The recent guidance also reiterated the U.S. government’s warnings concerning the payment of ransoms or otherwise complying with their extortion demands. Last year, OFAC issued a pair of similar advisories. Those advisories specifically called out intermediaries that negotiate with hackers on behalf of cyberattack victims, including insurance companies that cover ransomware payouts as part of cyberattack insurance policies, and advised that such payouts could be in violation of the law if they are found to have “facilitated” the transfer of funds to a designated entity.
If a company is the subject of a cyberattack and pays the ransom to a designated entity, OFAC’s recent guidance now considers that company’s cybersecurity policies, procedures, and implementation, as well as the prompt reporting of the attack to law enforcement, as mitigating factors when it considers assessing penalties.
Conclusion
The blacklisting of SUEX, and the related Treasury guidance, signals the U.S. government’s strategy to involve the private sector in combating cybercriminal activity. The designation of SUEX as a “malicious cyber actor” creates a precedent for future designations of other cryptocurrency exchanges and others for facilitating payments to cybercriminal actors, or otherwise acting without appropriate compliance measures to thwart or identify such activity.

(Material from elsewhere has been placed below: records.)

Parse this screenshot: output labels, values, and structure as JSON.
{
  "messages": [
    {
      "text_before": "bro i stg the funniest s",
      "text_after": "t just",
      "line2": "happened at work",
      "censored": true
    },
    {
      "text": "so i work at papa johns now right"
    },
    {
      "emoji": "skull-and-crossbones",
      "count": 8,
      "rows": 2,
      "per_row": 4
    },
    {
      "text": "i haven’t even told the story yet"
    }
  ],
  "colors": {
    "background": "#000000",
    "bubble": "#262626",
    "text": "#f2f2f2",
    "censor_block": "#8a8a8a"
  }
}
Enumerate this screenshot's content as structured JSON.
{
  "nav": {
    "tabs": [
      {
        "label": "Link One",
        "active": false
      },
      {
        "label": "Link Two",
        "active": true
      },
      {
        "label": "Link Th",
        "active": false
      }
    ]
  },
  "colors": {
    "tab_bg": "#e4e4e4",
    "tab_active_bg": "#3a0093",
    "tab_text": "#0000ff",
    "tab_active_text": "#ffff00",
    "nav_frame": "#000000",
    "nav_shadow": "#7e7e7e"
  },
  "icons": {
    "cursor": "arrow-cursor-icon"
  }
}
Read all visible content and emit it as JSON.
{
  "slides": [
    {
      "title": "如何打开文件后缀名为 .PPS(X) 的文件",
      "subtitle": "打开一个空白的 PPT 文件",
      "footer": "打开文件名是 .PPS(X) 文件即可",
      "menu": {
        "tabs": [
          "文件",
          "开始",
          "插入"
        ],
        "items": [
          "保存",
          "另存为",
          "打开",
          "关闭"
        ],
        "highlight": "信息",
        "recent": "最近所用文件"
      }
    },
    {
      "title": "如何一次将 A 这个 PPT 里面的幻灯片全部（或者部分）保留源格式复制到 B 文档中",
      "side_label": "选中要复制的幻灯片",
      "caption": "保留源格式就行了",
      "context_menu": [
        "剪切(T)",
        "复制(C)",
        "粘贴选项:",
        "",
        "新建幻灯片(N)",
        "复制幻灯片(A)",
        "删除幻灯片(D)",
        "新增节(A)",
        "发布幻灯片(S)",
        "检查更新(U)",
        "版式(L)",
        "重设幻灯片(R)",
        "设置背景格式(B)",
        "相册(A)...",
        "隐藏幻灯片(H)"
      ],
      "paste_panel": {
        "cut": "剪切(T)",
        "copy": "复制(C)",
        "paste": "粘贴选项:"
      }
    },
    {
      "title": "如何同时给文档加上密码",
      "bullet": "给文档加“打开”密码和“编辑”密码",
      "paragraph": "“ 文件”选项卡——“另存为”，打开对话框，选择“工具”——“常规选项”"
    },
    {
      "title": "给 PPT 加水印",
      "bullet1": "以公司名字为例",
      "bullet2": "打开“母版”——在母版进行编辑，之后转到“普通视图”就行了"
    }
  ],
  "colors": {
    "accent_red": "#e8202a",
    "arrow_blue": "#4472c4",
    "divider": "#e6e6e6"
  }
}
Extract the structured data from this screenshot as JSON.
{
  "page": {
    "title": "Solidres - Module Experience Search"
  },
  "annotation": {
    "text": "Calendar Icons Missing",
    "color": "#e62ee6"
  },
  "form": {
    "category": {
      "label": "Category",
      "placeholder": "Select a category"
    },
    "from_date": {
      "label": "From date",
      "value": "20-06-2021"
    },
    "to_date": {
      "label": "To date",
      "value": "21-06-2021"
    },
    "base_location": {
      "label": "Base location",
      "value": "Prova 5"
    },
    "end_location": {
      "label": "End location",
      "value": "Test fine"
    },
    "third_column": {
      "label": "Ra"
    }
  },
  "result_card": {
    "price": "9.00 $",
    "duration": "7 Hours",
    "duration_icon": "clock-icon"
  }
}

Private sector companies and third-party intermediaries must also take notice. Ransomware attacks are becoming more common, increasingly threatening companies and their data. Companies should regularly assess and test their cyber policies and procedures, ensuring robust and effective controls are in place. Entities should also be prepared to promptly disclose ransomware threats and preventive actions taken (including the paying of a ransom) in order to mitigate the risk of sanctions following an attack.